Azul la del alimento. Los cementerios también crecían bajo las luces calcinadas. Las ciudades se sumergían y
buscaban espacios subterráneos. Nadie leía. Nadie sabía nada. Pero tenían una computadora portátil que les
suministraba la sabiduría, la inteligencia de los siglos. (Había una limitación: los pobres no podían adquirir su
computadora. Se hacinaban en los portones, en frente de los comercios electrónicos, para intercambiar ideas y
detectar noticias lejanas).

Para escribir, Roberto utilizaba una máquina de microcircuitos. Hablaba y la voz quedaba inscripta, dibujada
en el papel. Un día, sobre la lámina del espejo, vio el cuerpo desnudo de Sussy, una imagen que se retorcía.
Corrió hacia el dormitorio y abrió la puerta. El susurro no había desaparecido. Se hacía más intenso. Sussy
gritaba.

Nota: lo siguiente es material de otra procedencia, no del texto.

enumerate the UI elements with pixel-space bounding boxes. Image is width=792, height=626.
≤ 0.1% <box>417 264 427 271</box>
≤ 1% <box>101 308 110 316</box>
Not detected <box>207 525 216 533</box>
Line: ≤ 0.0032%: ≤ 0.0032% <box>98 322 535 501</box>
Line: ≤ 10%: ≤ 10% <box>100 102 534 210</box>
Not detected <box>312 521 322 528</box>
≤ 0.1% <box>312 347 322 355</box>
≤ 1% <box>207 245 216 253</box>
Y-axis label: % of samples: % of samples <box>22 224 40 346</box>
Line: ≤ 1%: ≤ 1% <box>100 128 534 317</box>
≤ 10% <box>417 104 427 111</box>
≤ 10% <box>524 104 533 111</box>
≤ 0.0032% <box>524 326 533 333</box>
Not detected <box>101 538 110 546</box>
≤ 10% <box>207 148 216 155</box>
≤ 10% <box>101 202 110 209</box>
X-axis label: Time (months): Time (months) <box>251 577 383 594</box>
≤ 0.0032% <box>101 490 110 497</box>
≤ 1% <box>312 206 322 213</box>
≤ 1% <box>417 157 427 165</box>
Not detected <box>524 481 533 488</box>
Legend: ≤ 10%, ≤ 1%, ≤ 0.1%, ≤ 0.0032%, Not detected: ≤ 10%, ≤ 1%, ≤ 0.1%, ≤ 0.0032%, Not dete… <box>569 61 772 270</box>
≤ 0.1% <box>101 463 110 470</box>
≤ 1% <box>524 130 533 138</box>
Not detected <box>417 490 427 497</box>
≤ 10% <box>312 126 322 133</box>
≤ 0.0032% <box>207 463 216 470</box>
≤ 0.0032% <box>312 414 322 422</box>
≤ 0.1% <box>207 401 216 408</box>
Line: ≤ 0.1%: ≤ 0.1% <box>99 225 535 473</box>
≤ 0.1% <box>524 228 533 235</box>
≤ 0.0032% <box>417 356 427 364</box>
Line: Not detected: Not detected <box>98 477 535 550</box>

Cuando quiso avanzar giraron los objetos y dos puntas lechosas, aceradas, penetraron en el edificio.

—¡Se acercan! ¡Se acercan!

Apenas pudo pensarlo. El susurro era tan fuerte como una carcajada. Acaso fuera una carcajada y no un
susurro. Después giró todo, el edificio, las calles, las estaciones subterráneas. El mundo comenzó a
resquebrajarse y las computadoras enmudecieron. Después se sintió una explosión y el planeta se hizo añicos.
Pero un segundo antes, desde ese mismo susurro (posiblemente dentro de esa carcajada), alguien dijo:

—Se multiplicaban y se devoraban dentro de una cabecita de alfiler. En siete millonésimas de segundo
pusieron piedra sobre piedra, construyeron ciudades microscópicas y juguetes infinitesimales por donde
subían y bajaban. Después aprendieron a volar. Cuando tuvieron alas y penetraron los secretos de la materia,
se “arrojaron hacia arriba”. Entonces apreté con mis dos uñas la cabecita de alfiler.